O recente voto do ministro Gilmar Mendes, do Supremo Tribunal Federal (STF), acende novas discussões sobre a demarcação de terras indígenas no Brasil. Mendes se posicionou contra a Lei 14.701/2023, que institui a tese do Marco Temporal, limitando os direitos territoriais dos povos indígenas à data da promulgação da Constituição, em 5 de outubro de 1988.

O Marco Temporal em Debate

A tese do Marco Temporal, que foi aprovada pelo Congresso Nacional, estabelece que apenas os povos indígenas que ocupavam ou disputavam terras na data da promulgação da Constituição têm direito à demarcação. Essa ideia, no entanto, foi contestada pelo STF em decisão de repercussão geral em setembro de 2023, quando o tribunal declarou a aplicação da tese inconstitucional.

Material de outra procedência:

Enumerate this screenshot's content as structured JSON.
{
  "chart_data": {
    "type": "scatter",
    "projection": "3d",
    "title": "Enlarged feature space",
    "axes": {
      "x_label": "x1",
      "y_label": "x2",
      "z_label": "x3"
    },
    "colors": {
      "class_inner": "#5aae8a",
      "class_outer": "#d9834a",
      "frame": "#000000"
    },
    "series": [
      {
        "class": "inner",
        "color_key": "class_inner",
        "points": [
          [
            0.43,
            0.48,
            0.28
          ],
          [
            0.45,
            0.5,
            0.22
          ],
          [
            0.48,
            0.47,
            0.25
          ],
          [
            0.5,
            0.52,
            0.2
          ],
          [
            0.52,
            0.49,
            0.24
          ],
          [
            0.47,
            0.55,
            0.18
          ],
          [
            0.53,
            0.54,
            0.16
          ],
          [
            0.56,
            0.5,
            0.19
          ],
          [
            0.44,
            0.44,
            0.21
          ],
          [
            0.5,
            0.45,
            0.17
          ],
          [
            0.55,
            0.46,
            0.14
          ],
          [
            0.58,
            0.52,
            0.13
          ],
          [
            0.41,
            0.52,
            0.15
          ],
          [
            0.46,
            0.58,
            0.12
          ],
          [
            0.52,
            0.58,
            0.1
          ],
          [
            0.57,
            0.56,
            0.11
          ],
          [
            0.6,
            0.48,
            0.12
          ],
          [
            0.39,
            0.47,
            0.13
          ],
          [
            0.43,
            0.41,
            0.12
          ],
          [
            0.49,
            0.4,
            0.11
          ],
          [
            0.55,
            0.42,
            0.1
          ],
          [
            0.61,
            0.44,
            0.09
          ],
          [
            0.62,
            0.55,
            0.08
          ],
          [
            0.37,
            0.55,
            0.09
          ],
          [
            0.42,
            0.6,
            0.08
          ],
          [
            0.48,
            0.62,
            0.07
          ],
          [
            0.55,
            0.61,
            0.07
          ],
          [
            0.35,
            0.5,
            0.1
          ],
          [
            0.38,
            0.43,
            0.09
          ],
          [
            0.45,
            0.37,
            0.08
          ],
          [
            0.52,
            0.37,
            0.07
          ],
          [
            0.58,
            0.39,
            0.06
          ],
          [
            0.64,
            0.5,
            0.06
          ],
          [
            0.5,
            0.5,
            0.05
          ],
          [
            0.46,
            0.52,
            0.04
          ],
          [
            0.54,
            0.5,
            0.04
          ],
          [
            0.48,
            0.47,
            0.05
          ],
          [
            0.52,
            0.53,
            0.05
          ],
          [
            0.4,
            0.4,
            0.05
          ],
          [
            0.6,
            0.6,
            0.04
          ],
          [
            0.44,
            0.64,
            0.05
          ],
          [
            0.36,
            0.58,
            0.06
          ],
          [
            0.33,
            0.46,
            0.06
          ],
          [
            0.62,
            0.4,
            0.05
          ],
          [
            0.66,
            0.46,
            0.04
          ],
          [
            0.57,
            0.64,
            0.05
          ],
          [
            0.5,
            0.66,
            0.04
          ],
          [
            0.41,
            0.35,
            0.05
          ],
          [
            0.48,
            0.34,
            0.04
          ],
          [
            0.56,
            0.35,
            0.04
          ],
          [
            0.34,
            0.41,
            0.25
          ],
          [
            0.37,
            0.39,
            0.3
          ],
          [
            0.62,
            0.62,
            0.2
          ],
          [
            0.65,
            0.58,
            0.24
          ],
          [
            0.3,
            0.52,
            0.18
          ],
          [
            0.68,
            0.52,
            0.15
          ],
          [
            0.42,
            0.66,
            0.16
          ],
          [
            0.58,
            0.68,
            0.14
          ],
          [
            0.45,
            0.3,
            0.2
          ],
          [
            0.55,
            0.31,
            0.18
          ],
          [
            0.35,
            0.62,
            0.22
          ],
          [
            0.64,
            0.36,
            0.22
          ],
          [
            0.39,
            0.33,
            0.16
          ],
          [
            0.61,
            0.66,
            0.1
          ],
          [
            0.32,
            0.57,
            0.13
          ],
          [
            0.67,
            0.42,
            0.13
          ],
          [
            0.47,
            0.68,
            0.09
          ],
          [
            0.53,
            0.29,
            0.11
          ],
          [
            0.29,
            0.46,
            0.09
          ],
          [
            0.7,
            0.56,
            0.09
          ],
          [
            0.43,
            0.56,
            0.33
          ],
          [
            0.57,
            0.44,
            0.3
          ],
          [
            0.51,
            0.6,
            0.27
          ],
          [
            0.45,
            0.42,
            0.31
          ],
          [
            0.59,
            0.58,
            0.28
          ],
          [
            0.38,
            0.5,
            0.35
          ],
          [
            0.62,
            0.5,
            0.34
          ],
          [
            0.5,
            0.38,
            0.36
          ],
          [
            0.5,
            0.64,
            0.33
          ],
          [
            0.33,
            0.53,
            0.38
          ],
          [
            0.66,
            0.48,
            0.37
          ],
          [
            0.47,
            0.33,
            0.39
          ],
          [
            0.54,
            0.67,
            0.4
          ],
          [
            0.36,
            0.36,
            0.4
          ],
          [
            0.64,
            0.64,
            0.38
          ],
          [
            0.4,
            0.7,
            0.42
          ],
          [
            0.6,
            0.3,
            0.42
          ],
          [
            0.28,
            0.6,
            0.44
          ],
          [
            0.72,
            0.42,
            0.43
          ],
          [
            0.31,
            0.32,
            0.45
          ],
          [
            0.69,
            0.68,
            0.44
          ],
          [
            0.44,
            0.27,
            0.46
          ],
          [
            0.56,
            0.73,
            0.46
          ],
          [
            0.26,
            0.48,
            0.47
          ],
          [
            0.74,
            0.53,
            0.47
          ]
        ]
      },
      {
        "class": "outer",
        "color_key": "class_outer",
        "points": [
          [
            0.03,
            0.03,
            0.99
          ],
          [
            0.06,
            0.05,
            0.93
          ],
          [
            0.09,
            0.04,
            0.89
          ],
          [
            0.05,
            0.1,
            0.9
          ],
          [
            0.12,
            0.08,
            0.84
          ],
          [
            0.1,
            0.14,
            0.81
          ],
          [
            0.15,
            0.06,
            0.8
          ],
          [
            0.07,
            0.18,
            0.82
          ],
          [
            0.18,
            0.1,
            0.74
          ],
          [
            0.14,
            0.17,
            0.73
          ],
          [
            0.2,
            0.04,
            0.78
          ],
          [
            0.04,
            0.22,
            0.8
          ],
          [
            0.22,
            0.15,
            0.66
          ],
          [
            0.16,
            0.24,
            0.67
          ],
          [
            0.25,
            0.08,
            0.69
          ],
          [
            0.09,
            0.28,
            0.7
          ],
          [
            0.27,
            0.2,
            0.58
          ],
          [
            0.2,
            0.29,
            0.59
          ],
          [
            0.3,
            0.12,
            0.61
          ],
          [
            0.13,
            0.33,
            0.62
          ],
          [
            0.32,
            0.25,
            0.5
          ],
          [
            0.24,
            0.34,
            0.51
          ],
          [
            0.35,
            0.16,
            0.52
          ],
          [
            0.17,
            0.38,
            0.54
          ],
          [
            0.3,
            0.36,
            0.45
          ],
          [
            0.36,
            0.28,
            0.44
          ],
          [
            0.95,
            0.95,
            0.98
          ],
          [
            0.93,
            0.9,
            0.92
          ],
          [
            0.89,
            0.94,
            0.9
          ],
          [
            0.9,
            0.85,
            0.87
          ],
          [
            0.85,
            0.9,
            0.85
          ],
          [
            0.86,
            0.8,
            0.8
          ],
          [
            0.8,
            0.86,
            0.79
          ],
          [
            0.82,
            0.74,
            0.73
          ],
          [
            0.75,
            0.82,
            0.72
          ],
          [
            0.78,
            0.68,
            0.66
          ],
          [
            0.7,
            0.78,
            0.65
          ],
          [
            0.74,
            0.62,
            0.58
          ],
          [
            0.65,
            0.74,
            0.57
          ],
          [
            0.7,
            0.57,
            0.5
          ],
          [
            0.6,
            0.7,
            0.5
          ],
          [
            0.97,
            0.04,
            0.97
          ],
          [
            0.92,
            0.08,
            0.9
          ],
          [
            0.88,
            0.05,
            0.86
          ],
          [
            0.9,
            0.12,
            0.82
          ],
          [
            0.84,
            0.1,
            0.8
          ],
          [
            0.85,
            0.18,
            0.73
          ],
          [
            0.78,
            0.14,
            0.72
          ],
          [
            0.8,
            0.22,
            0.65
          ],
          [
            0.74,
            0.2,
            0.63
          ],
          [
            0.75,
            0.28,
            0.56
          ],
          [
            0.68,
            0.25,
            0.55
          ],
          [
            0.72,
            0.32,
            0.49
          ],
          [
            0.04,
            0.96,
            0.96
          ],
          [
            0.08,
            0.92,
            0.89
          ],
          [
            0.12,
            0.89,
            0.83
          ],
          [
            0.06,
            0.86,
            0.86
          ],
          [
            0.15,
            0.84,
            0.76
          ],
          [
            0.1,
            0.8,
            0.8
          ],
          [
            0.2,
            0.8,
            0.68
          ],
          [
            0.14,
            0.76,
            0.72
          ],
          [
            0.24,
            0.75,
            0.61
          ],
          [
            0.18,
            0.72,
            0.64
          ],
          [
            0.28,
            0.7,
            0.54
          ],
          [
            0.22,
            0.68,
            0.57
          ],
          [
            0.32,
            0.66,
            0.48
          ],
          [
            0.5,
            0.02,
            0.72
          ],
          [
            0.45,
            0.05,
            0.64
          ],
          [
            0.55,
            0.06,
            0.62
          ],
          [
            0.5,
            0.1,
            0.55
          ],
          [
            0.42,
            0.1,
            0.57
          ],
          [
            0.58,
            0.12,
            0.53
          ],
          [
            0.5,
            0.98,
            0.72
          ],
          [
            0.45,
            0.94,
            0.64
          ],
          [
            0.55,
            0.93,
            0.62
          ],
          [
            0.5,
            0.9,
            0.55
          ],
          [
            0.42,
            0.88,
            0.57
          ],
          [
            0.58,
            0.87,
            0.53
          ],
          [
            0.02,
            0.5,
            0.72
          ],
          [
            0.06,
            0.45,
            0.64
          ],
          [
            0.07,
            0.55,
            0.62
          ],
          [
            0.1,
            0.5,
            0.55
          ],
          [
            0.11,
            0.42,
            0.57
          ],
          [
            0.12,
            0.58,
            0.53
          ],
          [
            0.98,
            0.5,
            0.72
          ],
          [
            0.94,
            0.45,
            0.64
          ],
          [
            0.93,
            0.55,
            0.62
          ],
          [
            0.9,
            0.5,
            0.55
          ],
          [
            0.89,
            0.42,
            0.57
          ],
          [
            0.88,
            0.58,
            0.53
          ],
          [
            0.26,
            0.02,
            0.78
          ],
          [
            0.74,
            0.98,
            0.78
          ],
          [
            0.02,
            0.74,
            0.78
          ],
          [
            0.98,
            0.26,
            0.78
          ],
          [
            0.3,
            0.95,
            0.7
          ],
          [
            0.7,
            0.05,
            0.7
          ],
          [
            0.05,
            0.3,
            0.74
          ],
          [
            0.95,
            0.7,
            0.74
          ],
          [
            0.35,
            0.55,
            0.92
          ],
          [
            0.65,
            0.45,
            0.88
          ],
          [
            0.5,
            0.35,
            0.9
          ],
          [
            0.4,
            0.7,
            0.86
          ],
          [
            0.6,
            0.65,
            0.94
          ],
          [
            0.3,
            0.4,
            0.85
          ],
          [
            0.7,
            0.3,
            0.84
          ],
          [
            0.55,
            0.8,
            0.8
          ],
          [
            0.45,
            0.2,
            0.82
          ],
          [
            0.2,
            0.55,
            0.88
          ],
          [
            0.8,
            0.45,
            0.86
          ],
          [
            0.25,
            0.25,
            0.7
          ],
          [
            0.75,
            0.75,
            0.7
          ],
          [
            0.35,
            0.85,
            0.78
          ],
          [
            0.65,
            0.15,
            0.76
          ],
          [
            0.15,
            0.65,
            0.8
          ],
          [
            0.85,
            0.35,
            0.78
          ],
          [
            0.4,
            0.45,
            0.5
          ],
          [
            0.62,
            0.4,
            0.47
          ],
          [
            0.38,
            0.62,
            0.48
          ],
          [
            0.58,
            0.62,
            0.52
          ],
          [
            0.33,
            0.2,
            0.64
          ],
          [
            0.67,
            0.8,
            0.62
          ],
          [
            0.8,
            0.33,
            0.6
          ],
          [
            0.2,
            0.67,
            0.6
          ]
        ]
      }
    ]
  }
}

Gilmar Mendes, relator de quatro ações sobre o tema, trouxe à tona a necessidade de um debate mais humano e republicano sobre a questão, ressaltando que a sociedade não pode conviver com problemas históricos sem solução. O ministro argumentou que a imposição de um critério retroativo é não só desproporcional, mas também cria insegurança jurídica, especialmente para comunidades indígenas que não possuem documentação formal de ocupação.

O Voto e suas Implicações

Ao pedir que o julgamento fosse realizado em plenário virtual, Mendes reafirmou seu entendimento de que a lei não promove uma solução justa e que é necessária uma resposta do Poder Executivo para concluir os processos demarcatórios pendentes, estabelecendo um prazo de 10 anos para tal. Ele citou o tempo passado desde a Constituição como suficiente para que a questão fosse amadurecida e resolvida.

O relator destacou a importância de não perpetuar injustiças e de buscar alternativas que não dependam de um marco temporal de difícil comprovação, considerando a história de violência e desumanização enfrentada pelos povos indígenas ao longo dos anos.

Avanços e Desafios

A discussão sobre o Marco Temporal é complexa e remonta a 2009, quando o STF analisou a demarcação da Terra Indígena Raposa Serra do Sol, em Roraima. Desde então, a questão ganhou novas dimensões, especialmente em 2019, com ações que envolviam a reintegração de posse de terras indígenas. Mendes, ao longo do último ano, focou na realização de audiências de conciliação para tentar um consenso sobre o tema.

A expectativa agora é que o julgamento, que se estende até 18 de dezembro, traga uma decisão que possa, de fato, garantir os direitos territoriais dos povos indígenas e promover uma justiça histórica que ainda é muito necessária no Brasil.